As I mentioned, I’m over there this autumn teaching some basic meditation which I think helps navigate the intensity of the Ayahuasca experience. The course begins on the October 4th and finishes on the 12th


  1. Helen

    August 20, 2005 at 4:26 am

    Just curious about your experience.

    1)Is this really safe, have you really come back a changed person or have you just killed off all those brain cells that hold the memories of the things you fear?
    2)Have you had any flash backs since your return home?
    3)Why did you want to do this? I am curious as to why people want to enter altered states of mind (gosh my life is daunting enough without drugs…)

  2. Matthew

    August 25, 2005 at 6:30 am

    Greetings to a fellow Buddhist. I have been curious about Ayahuasca and looked into it on the internet and came across your blog. I’ve been to Brasil before, but not in the same sense as you have been 🙂 I was just wondering if you had anything to suggest personally about the experience. I think it’s something that would be beneficial for me, but I guess letting yourself go to the experience is quite frightening.

  3. John Gianoli

    September 4, 2005 at 3:04 pm

    Dear Alistair,
    I read your Ayahuasca postings, and I was engrossed. I am going in October to Ilheus and I look forward to seeing you. I want to make the most out of the ceremonies and I figure that your meditation tips will help. I am a native of New Orleans and am looking forward to our spiritual retreat. Also how can I see The Man Who Drank The Universe? I live in Florida currently. Yours, John

  4. Kelly

    September 6, 2005 at 4:43 am

    yikes! is it just me or does that whole trance/trip/drug induced vomitting coma in the jungle thing scare the crap out of anyone else? being someone who finds driving on the interstate frightening, calling up the recesses of my feeble brain seems like a totally un-fun thing to do.

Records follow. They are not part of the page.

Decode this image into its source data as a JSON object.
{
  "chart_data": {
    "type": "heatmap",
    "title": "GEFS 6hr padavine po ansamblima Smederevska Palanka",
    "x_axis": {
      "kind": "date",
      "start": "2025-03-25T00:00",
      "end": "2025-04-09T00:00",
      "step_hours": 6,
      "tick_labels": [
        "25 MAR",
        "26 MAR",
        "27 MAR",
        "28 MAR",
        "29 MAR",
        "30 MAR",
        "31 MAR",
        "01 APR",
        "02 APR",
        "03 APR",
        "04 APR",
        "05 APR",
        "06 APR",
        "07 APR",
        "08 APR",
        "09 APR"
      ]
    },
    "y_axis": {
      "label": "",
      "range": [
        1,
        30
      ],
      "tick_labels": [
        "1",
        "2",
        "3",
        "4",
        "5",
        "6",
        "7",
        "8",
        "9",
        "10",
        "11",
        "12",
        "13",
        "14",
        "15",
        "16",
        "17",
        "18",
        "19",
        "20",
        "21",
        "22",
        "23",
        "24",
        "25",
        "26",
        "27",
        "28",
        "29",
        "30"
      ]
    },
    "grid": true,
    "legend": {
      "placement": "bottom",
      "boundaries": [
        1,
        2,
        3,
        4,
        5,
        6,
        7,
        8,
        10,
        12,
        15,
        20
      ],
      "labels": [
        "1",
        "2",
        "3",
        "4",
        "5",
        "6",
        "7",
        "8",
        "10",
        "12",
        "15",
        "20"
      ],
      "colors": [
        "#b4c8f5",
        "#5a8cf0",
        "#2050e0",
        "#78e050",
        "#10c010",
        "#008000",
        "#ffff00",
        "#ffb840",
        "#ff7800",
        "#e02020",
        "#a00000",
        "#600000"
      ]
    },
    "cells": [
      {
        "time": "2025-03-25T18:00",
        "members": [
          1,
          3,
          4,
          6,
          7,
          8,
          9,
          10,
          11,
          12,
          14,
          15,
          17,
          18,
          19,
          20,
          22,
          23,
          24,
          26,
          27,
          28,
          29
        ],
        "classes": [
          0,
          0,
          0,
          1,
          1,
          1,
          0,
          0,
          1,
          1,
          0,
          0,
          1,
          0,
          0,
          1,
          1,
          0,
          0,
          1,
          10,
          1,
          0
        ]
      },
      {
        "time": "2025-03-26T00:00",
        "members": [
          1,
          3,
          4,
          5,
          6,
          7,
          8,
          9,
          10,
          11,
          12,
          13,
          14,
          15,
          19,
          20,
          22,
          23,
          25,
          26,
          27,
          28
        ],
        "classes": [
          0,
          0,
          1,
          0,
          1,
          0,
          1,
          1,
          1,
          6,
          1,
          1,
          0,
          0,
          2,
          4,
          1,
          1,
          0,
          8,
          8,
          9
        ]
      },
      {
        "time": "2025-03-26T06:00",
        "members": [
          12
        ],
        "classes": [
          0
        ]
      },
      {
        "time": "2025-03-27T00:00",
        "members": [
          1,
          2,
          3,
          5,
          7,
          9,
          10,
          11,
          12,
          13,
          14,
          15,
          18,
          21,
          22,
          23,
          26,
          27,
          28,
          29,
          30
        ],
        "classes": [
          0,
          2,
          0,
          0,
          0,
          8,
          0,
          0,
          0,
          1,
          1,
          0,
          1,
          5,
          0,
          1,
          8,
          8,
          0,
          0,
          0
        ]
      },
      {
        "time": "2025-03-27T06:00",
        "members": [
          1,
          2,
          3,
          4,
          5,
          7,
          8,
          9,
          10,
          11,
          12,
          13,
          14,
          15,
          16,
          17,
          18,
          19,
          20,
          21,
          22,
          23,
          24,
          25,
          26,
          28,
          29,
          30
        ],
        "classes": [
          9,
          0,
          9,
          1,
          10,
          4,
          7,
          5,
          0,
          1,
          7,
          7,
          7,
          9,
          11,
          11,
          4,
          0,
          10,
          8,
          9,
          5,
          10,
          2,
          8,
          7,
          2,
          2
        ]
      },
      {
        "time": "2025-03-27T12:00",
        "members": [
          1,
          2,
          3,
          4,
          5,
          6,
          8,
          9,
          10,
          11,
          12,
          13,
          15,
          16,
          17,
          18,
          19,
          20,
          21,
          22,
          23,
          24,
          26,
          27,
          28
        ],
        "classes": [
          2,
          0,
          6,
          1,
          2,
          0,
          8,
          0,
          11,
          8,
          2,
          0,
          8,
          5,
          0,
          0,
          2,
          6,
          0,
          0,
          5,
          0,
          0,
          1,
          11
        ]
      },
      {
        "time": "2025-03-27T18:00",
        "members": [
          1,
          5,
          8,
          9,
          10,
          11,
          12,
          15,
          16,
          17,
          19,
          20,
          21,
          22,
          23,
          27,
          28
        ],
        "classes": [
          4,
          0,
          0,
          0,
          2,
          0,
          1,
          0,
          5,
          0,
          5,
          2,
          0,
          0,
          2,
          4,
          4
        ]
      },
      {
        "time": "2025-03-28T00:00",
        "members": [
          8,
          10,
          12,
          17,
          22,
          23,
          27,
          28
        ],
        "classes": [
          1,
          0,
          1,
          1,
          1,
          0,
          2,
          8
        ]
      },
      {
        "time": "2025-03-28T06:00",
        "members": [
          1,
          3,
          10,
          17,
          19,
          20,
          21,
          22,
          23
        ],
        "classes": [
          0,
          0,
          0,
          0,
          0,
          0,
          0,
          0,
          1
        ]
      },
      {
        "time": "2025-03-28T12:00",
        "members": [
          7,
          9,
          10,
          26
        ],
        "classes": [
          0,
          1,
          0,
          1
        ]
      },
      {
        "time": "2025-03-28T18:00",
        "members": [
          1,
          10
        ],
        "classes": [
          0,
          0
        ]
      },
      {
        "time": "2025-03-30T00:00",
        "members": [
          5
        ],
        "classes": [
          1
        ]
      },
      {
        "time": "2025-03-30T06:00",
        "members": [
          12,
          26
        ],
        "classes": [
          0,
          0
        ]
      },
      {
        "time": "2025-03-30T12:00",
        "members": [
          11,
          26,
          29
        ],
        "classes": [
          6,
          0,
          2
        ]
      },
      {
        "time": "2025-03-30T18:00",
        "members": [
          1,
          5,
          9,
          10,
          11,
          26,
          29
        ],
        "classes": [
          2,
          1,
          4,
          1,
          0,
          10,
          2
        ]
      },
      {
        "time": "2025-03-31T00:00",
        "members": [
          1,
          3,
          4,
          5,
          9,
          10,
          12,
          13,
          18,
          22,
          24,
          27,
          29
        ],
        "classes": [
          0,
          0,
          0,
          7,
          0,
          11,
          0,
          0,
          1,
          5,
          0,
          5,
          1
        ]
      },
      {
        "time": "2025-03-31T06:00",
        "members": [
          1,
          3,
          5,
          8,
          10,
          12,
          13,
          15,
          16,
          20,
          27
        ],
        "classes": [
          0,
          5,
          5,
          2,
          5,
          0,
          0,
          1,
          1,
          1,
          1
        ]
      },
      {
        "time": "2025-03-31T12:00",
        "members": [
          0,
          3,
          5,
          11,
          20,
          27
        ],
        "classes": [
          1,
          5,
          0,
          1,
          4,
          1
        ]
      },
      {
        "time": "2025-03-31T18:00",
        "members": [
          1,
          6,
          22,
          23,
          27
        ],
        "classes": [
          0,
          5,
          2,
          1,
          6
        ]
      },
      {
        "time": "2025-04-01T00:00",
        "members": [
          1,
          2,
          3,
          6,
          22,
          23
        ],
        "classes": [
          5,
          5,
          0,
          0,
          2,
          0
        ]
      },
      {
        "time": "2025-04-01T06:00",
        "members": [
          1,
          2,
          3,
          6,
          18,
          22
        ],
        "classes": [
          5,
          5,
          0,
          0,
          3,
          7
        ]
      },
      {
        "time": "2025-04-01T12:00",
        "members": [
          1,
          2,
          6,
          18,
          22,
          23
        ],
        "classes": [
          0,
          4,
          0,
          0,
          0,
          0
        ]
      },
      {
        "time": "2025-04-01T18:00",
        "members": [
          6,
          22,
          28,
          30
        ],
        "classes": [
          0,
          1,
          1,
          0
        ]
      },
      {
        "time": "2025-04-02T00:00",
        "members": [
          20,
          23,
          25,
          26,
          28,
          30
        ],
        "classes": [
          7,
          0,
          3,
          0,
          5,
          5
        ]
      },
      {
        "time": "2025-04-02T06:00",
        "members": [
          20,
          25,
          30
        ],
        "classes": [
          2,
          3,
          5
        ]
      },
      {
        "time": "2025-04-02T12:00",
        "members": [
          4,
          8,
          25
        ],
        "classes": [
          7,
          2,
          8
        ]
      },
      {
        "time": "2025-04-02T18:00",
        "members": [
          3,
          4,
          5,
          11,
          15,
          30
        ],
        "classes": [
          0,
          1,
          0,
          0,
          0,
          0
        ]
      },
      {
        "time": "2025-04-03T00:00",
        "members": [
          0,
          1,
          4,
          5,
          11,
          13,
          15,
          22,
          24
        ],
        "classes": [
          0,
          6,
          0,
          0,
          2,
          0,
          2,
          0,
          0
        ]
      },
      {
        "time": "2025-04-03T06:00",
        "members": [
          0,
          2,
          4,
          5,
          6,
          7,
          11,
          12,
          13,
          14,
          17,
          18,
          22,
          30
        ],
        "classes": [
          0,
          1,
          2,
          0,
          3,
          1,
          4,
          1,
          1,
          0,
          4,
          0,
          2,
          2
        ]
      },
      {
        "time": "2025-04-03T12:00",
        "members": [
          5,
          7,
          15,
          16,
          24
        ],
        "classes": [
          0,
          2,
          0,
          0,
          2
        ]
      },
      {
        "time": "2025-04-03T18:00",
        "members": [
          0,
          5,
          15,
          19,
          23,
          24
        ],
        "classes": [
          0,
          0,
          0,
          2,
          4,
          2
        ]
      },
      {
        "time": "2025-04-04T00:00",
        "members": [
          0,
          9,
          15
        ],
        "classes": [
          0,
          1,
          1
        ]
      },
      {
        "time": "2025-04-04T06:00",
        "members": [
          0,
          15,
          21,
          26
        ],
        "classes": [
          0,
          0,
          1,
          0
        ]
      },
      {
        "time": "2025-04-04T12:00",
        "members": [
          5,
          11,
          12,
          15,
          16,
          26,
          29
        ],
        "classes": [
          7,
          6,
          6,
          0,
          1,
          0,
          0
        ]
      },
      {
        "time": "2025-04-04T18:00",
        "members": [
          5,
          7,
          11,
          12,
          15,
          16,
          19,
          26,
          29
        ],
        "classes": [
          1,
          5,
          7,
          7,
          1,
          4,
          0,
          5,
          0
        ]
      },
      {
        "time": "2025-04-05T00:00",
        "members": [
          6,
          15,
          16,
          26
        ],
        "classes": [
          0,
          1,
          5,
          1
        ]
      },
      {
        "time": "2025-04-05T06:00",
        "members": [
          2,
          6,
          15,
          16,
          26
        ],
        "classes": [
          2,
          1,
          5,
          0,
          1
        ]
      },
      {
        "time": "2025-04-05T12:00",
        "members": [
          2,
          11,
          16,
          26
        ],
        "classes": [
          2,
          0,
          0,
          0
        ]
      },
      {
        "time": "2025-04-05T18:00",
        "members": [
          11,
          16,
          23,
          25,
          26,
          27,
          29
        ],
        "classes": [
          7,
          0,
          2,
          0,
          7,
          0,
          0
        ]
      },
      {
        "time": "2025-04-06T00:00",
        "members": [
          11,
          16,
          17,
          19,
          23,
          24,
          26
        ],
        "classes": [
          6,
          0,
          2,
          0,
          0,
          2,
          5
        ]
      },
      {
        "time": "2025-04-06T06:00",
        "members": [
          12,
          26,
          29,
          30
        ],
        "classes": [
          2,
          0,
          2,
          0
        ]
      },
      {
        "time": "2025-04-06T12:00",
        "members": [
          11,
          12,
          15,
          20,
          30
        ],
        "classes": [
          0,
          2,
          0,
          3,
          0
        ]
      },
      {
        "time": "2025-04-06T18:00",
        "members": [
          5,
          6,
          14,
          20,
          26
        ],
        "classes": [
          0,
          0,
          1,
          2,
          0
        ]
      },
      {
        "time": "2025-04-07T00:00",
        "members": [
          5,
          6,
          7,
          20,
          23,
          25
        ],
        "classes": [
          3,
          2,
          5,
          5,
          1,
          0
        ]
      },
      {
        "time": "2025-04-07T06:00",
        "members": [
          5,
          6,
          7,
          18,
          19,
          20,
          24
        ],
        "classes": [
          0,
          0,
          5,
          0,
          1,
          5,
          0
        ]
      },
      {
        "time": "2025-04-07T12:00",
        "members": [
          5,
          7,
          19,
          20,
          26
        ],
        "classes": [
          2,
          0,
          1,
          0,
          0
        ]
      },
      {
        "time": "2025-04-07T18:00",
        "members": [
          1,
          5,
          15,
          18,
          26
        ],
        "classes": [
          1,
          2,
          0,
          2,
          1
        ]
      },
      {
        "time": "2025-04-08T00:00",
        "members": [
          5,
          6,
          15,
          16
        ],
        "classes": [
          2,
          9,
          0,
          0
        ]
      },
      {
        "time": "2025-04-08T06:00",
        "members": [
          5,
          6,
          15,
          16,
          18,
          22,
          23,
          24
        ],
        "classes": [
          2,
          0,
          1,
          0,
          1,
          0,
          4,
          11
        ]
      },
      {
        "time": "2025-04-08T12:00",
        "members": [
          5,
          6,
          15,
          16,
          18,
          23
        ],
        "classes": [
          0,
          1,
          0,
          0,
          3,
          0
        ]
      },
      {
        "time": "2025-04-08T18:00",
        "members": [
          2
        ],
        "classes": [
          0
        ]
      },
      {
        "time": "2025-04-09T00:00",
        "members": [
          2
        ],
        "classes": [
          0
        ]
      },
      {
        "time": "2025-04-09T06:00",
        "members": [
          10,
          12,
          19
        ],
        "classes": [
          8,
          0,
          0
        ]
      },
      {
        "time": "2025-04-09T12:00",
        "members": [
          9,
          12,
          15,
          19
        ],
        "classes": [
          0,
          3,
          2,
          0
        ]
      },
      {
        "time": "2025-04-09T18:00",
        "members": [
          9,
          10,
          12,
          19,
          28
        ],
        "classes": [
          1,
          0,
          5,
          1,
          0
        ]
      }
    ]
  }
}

I buried that stuff back there for a reason! but hey, more power to you, for giving it a shot. i was a bit shocked at reading such deep musings by my favorite, light hearted British TV presenter! so wow. i have to think on this for a while. hmmmmmmmmm.

  5. timothy

    November 12, 2005 at 3:55 am

    I would also like to see your documentary, “the man who drank the universe”
    Is it available on DVD?
    i look forward to your reply.

  6. kristy

    January 17, 2006 at 12:35 am


  7. Flo

    February 9, 2006 at 10:08 pm

    I am also interested in finding a copy of your documentary.
    I find this fascinating… Thank you!

  8. Simon

    February 13, 2006 at 7:47 am


    I’m going to brazil next month for the first time. mainly to play capoeira angola, so i’ll be living in salvador, bahia. i’m also a long-time buddhist (vipassana for nearly 10 years) as well as a full-time practitioner of chinese “internal” martial arts, and chinese medicine.
    also a long time mushroom hunter in the forests of australia!

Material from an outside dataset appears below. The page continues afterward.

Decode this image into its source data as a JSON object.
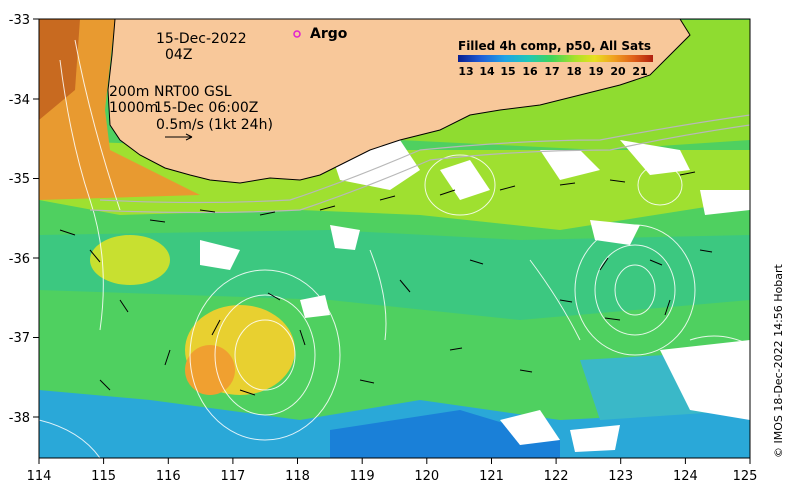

    basically i’d like to get any info/contacts possible on ayahuasca in brazil, especially bahia.

    do you still check this blog?

  9. Allan Mussehl

    May 15, 2006 at 7:09 pm

    Am looking for a copy of your documentary — is it out yet?
    Also interested in the seminar in September — am not sure
    of the age of the postings, are we talking September 2006?
    If so, can you send particulars.

  10. Daren Jacobs

    December 6, 2006 at 11:01 am


    Hope you are well. I was chatting to Jez the other night and he was telling me about your Brazil experiences. I’ve lost your phone number, but would love to pick your brains about the Ayahuasca thing. I’m off to Brazil for a couple of months on Saturday with a few friends and we’ve been looking to book a place to do this.

    If you’re still living in Kensal, maybe I could pop round or meet up for a drink one evening.

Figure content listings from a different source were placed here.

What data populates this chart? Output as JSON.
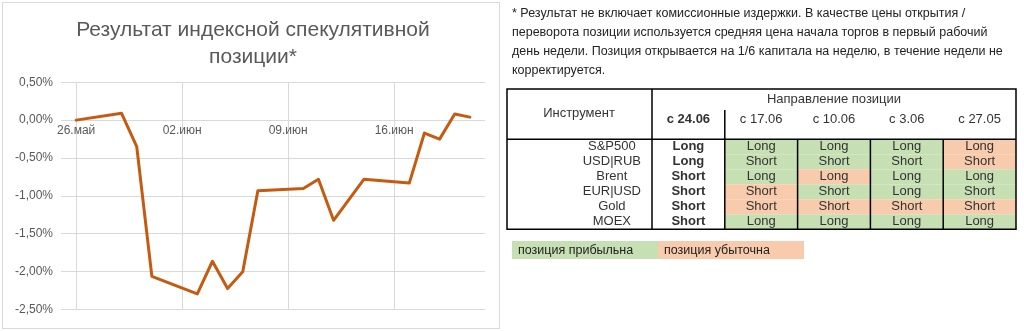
{
  "chart_data": [
    {
      "type": "line",
      "title": "Результат индексной спекулятивной позиции*",
      "x": [
        "--05-26",
        "--05-29",
        "--05-30",
        "--05-31",
        "--06-03",
        "--06-04",
        "--06-05",
        "--06-06",
        "--06-07",
        "--06-10",
        "--06-11",
        "--06-12",
        "--06-14",
        "--06-17",
        "--06-18",
        "--06-19",
        "--06-20",
        "--06-21"
      ],
      "series": [
        {
          "color": "#c55a11",
          "values": [
            0.0,
            0.09,
            -0.35,
            -2.06,
            -2.29,
            -1.86,
            -2.22,
            -2.0,
            -0.93,
            -0.9,
            -0.78,
            -1.32,
            -0.78,
            -0.83,
            -0.17,
            -0.25,
            0.08,
            0.04
          ]
        }
      ],
      "xlim": [
        "--05-25",
        "--06-22"
      ],
      "xticks": [
        {
          "value": "--05-26",
          "label": "26.май"
        },
        {
          "value": "--06-02",
          "label": "02.июн"
        },
        {
          "value": "--06-09",
          "label": "09.июн"
        },
        {
          "value": "--06-16",
          "label": "16.июн"
        }
      ],
      "ylim": [
        -2.5,
        0.5
      ],
      "yticks": [
        {
          "value": 0.5,
          "label": "0,50%"
        },
        {
          "value": 0,
          "label": "0,00%"
        },
        {
          "value": -0.5,
          "label": "-0,50%"
        },
        {
          "value": -1,
          "label": "-1,00%"
        },
        {
          "value": -1.5,
          "label": "-1,50%"
        },
        {
          "value": -2,
          "label": "-2,00%"
        },
        {
          "value": -2.5,
          "label": "-2,50%"
        }
      ],
      "grid": true,
      "legend": false,
      "marker": "none",
      "line_style": "solid",
      "annotations": [
        "* Результат не включает комиссионные издержки. В качестве цены открытия / переворота позиции используется средняя цена начала торгов в первый рабочий день недели. Позиция открывается на 1/6 капитала на неделю, в течение недели не корректируется."
      ]
    },
    {
      "type": "other",
      "xlabel": "Направление позиции",
      "ylabel": "Инструмент",
      "categories": [
        "с 24.06",
        "с 17.06",
        "с 10.06",
        "с 3.06",
        "с 27.05"
      ],
      "y_categories": [
        "S&P500",
        "USD|RUB",
        "Brent",
        "EUR|USD",
        "Gold",
        "MOEX"
      ],
      "colors": [
        [
          null,
          "#c6e0b4",
          "#c6e0b4",
          "#c6e0b4",
          "#f8cbad"
        ],
        [
          null,
          "#c6e0b4",
          "#c6e0b4",
          "#c6e0b4",
          "#f8cbad"
        ],
        [
          null,
          "#c6e0b4",
          "#f8cbad",
          "#c6e0b4",
          "#c6e0b4"
        ],
        [
          null,
          "#f8cbad",
          "#c6e0b4",
          "#c6e0b4",
          "#c6e0b4"
        ],
        [
          null,
          "#f8cbad",
          "#f8cbad",
          "#f8cbad",
          "#f8cbad"
        ],
        [
          null,
          "#c6e0b4",
          "#c6e0b4",
          "#c6e0b4",
          "#c6e0b4"
        ]
      ],
      "cell_labels": [
        [
          "Long",
          "Long",
          "Long",
          "Long",
          "Long"
        ],
        [
          "Long",
          "Short",
          "Short",
          "Short",
          "Short"
        ],
        [
          "Short",
          "Long",
          "Long",
          "Long",
          "Long"
        ],
        [
          "Short",
          "Short",
          "Short",
          "Long",
          "Short"
        ],
        [
          "Short",
          "Short",
          "Short",
          "Short",
          "Short"
        ],
        [
          "Short",
          "Long",
          "Long",
          "Long",
          "Long"
        ]
      ],
      "annotations": [
        "позиция прибыльна",
        "позиция убыточна"
      ]
    }
  ]
}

    My number is 07976 852 164

    All the best


  11. Sheryl

    September 24, 2008 at 10:37 pm

    Thank you soooo very much sharing your amazing experiences.
    Ayahuasca has completely transformed my life…nothing seems
    to cut through the layers and show you the truth like this
    amazing plant. It’s so important that the words spreads
    about this! It seems to be such a key to opening doorways.

    Here is an article that I wrote.

    Lots of love,

  12. thoma

    November 23, 2009 at 1:02 pm

    To follow, without halt, one aim: There’s the secret of success.